La Revue des Ressources
Accueil > Restitutio > Etrange XIXe siècle > Curieuses exécutions en Normandie au Moyen-Age (1892)

Curieuses exécutions en Normandie au Moyen-Age (1892) 

jeudi 16 février 2006, par Léon Braquehais

Au XIVe siècle il se passa dans la cité de Guillaume le Conquérant, un fait très curieux, qui est ainsi raconté par Frédéric Galeron, dans son Histoire de la Ville de Falaise (p. 83) :

« En 1386, une truie dévora le fils d’un manoeuvre de la ville, nommé Janet. Cet accident parvint à la connaissance du juge, qui condamna l’animal à subir publiquement la peine du talion.
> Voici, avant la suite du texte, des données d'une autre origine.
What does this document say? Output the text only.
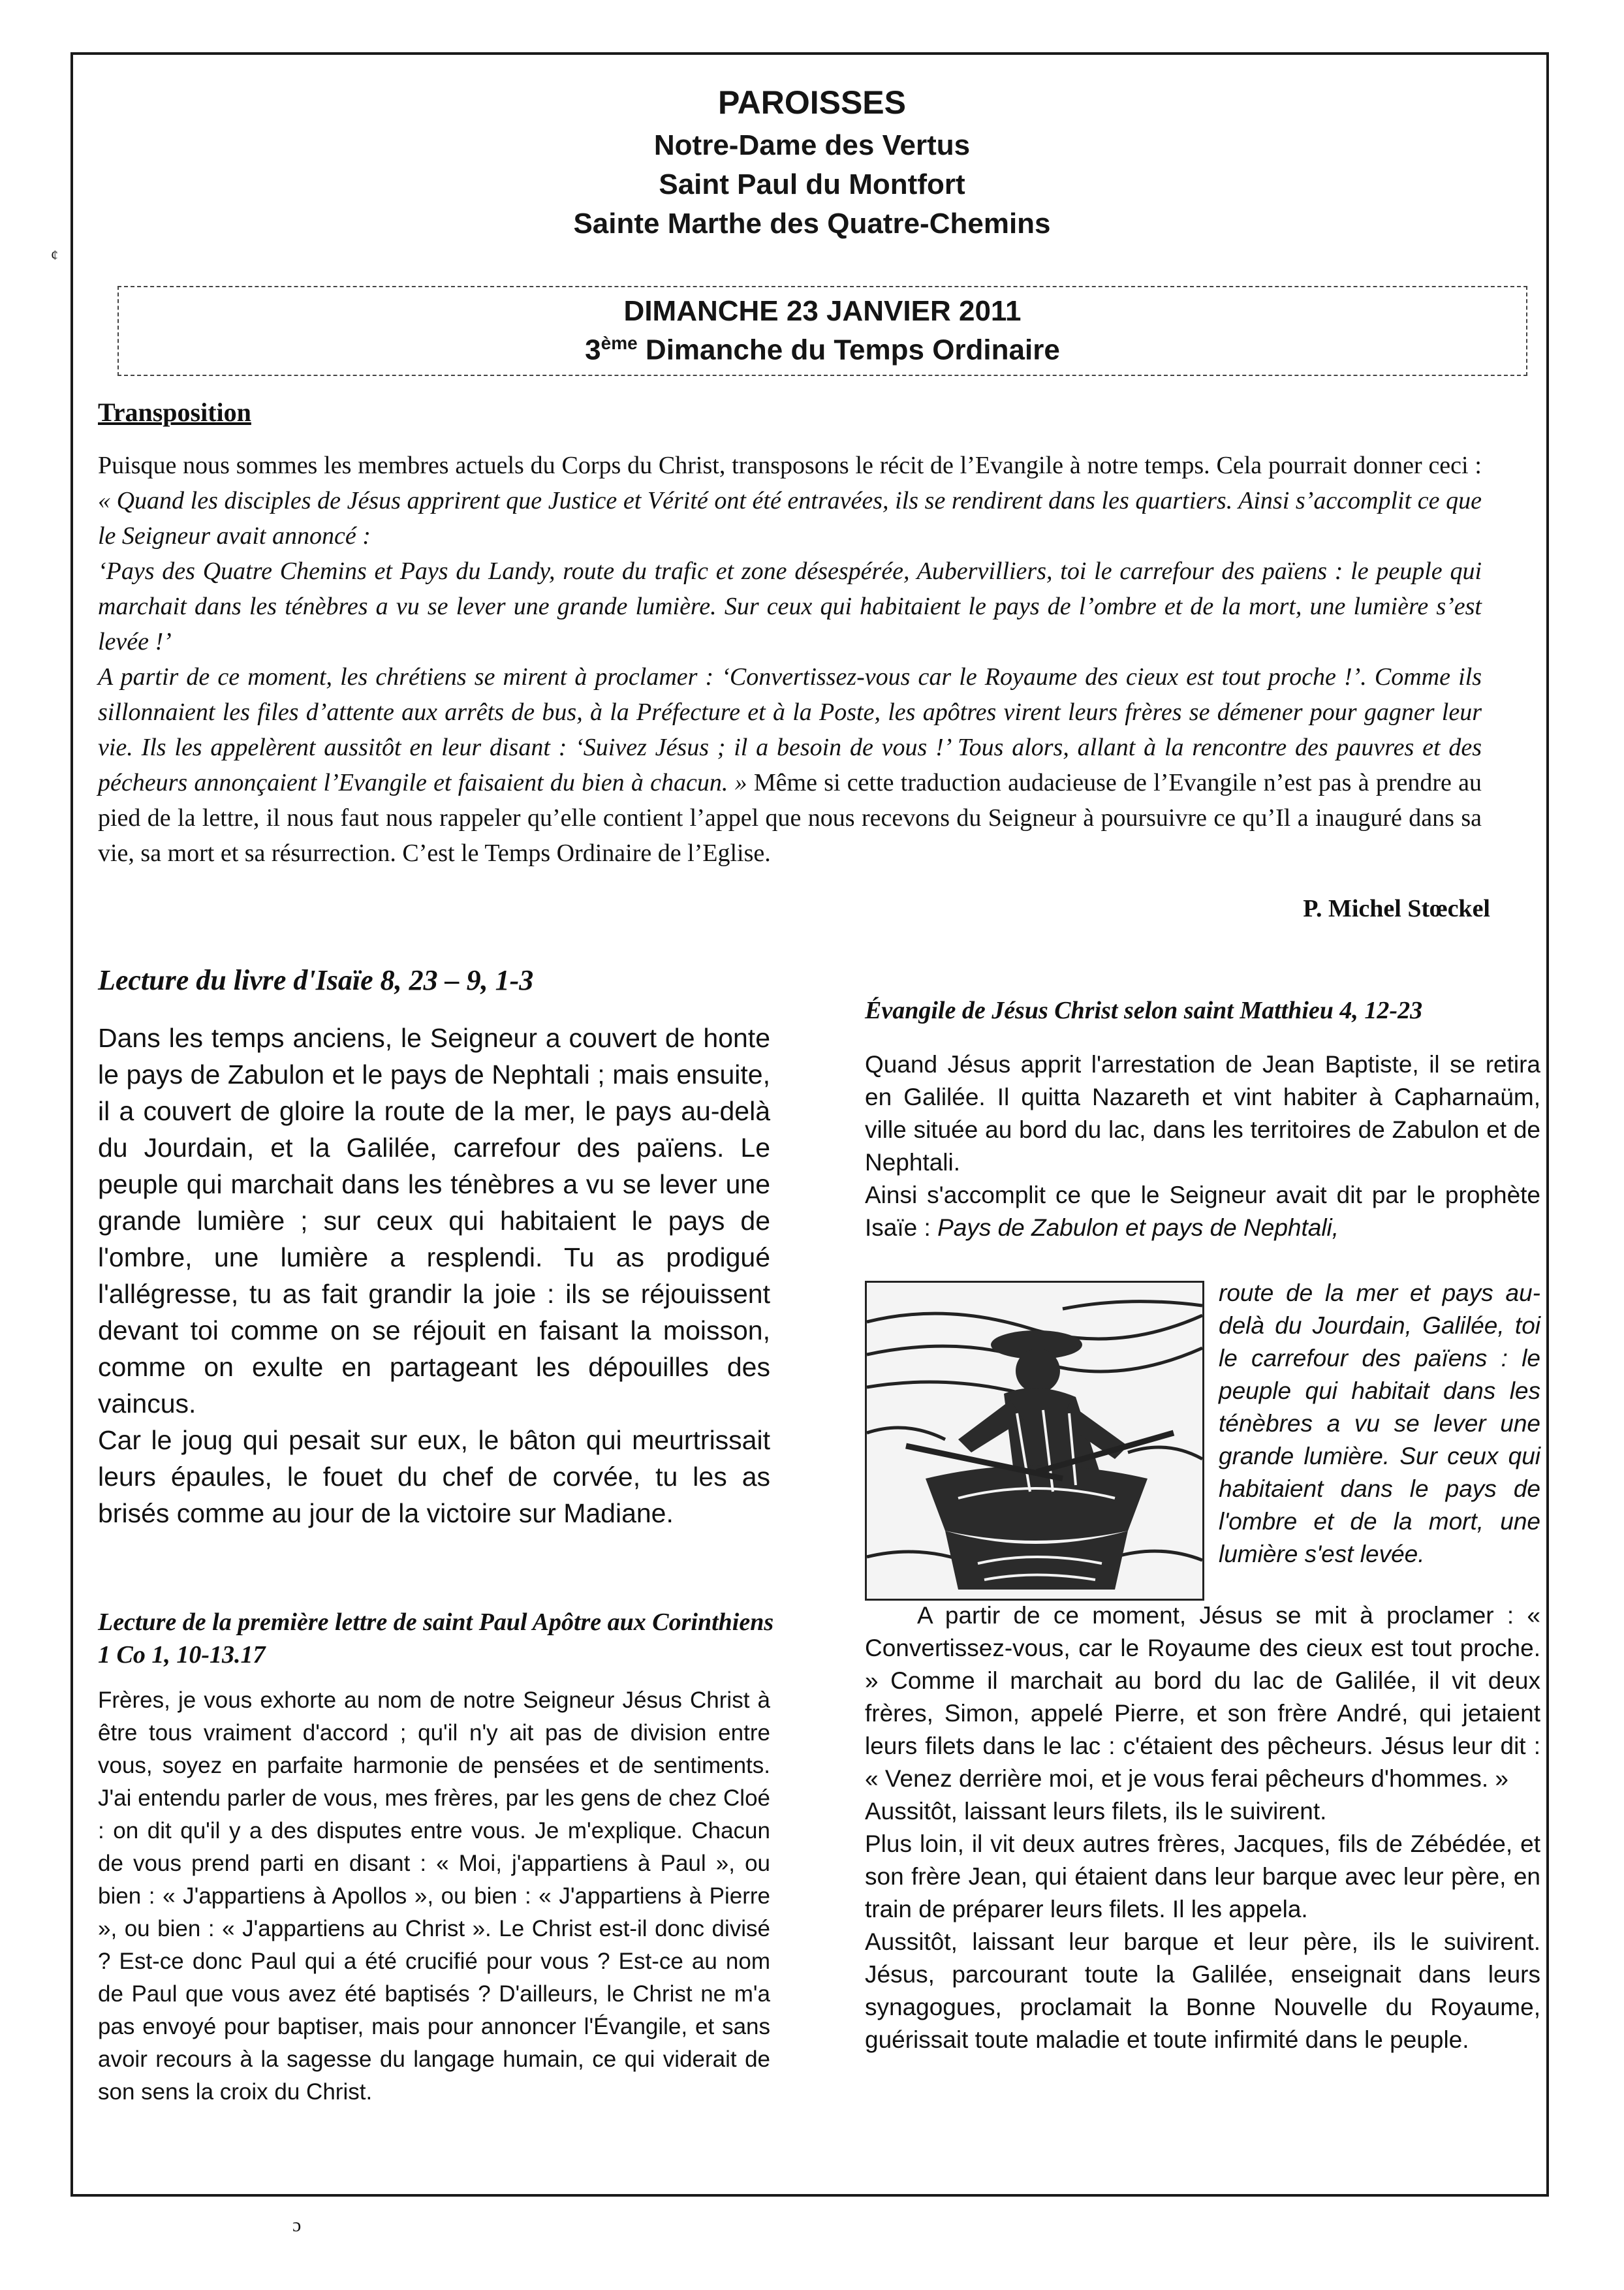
PAROISSES
Notre-Dame des Vertus
Saint Paul du Montfort
Sainte Marthe des Quatre-Chemins
DIMANCHE 23 JANVIER 2011
3ème Dimanche du Temps Ordinaire
Transposition
Puisque nous sommes les membres actuels du Corps du Christ, transposons le récit de l’Evangile à notre temps. Cela pourrait donner ceci : « Quand les disciples de Jésus apprirent que Justice et Vérité ont été entravées, ils se rendirent dans les quartiers. Ainsi s’accomplit ce que le Seigneur avait annoncé :
‘Pays des Quatre Chemins et Pays du Landy, route du trafic et zone désespérée, Aubervilliers, toi le carrefour des païens : le peuple qui marchait dans les ténèbres a vu se lever une grande lumière. Sur ceux qui habitaient le pays de l’ombre et de la mort, une lumière s’est levée !’
A partir de ce moment, les chrétiens se mirent à proclamer : ‘Convertissez-vous car le Royaume des cieux est tout proche !’. Comme ils sillonnaient les files d’attente aux arrêts de bus, à la Préfecture et à la Poste, les apôtres virent leurs frères se démener pour gagner leur vie. Ils les appelèrent aussitôt en leur disant : ‘Suivez Jésus ; il a besoin de vous !’ Tous alors, allant à la rencontre des pauvres et des pécheurs annonçaient l’Evangile et faisaient du bien à chacun. » Même si cette traduction audacieuse de l’Evangile n’est pas à prendre au pied de la lettre, il nous faut nous rappeler qu’elle contient l’appel que nous recevons du Seigneur à poursuivre ce qu’Il a inauguré dans sa vie, sa mort et sa résurrection. C’est le Temps Ordinaire de l’Eglise.
P. Michel Stœckel
Lecture du livre d'Isaïe 8, 23 – 9, 1-3

Dans les temps anciens, le Seigneur a couvert de honte le pays de Zabulon et le pays de Nephtali ; mais ensuite, il a couvert de gloire la route de la mer, le pays au-delà du Jourdain, et la Galilée, carrefour des païens. Le peuple qui marchait dans les ténèbres a vu se lever une grande lumière ; sur ceux qui habitaient le pays de l'ombre, une lumière a resplendi. Tu as prodigué l'allégresse, tu as fait grandir la joie : ils se réjouissent devant toi comme on se réjouit en faisant la moisson, comme on exulte en partageant les dépouilles des vaincus.

Car le joug qui pesait sur eux, le bâton qui meurtrissait leurs épaules, le fouet du chef de corvée, tu les as brisés comme au jour de la victoire sur Madiane.

Lecture de la première lettre de saint Paul Apôtre aux Corinthiens 1 Co 1, 10-13.17
Frères, je vous exhorte au nom de notre Seigneur Jésus Christ à être tous vraiment d'accord ; qu'il n'y ait pas de division entre vous, soyez en parfaite harmonie de pensées et de sentiments. J'ai entendu parler de vous, mes frères, par les gens de chez Cloé : on dit qu'il y a des disputes entre vous. Je m'explique. Chacun de vous prend parti en disant : « Moi, j'appartiens à Paul », ou bien : « J'appartiens à Apollos », ou bien : « J'appartiens à Pierre », ou bien : « J'appartiens au Christ ». Le Christ est-il donc divisé ? Est-ce donc Paul qui a été crucifié pour vous ? Est-ce au nom de Paul que vous avez été baptisés ? D'ailleurs, le Christ ne m'a pas envoyé pour baptiser, mais pour annoncer l'Évangile, et sans avoir recours à la sagesse du langage humain, ce qui viderait de son sens la croix du Christ.
Évangile de Jésus Christ selon saint Matthieu 4, 12-23

Quand Jésus apprit l'arrestation de Jean Baptiste, il se retira en Galilée. Il quitta Nazareth et vint habiter à Capharnaüm, ville située au bord du lac, dans les territoires de Zabulon et de Nephtali.

Ainsi s'accomplit ce que le Seigneur avait dit par le prophète Isaïe : Pays de Zabulon et pays de Nephtali,

route de la mer et pays au-delà du Jourdain, Galilée, toi le carrefour des païens : le peuple qui habitait dans les ténèbres a vu se lever une grande lumière. Sur ceux qui habitaient dans le pays de l'ombre et de la mort, une lumière s'est levée.

A partir de ce moment, Jésus se mit à proclamer : « Convertissez-vous, car le Royaume des cieux est tout proche. » Comme il marchait au bord du lac de Galilée, il vit deux frères, Simon, appelé Pierre, et son frère André, qui jetaient leurs filets dans le lac : c'étaient des pêcheurs. Jésus leur dit : « Venez derrière moi, et je vous ferai pêcheurs d'hommes. »

Aussitôt, laissant leurs filets, ils le suivirent.

Plus loin, il vit deux autres frères, Jacques, fils de Zébédée, et son frère Jean, qui étaient dans leur barque avec leur père, en train de préparer leurs filets. Il les appela.

Aussitôt, laissant leur barque et leur père, ils le suivirent. Jésus, parcourant toute la Galilée, enseignait dans leurs synagogues, proclamait la Bonne Nouvelle du Royaume, guérissait toute maladie et toute infirmité dans le peuple.

¢
ɔ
L’enfant avait eu le visage et un bras déchirés ; la truie fut mutilée de la même manière, et ensuite pendue par la main du bourreau. L’exécution se fit sur la place publique, en présence de tout le peuple ; le vicomte-juge y présidait à cheval, un plumet sur son chapeau et le poing sur le côté. Pour comble d’horreur, le père de la victime fut tenu d’assister à cette exécution ; on voulait le punir, dit l’historien de ce fait, pour n’avoir pas surveillé son enfant. Quand l’animal fut amené sur le lieu du supplice, il avait des vêtements d’homme, une veste, des hauts-de-chausse et des gants. On lui avait appliqué sur la tête un masque représentant une figure humaine. »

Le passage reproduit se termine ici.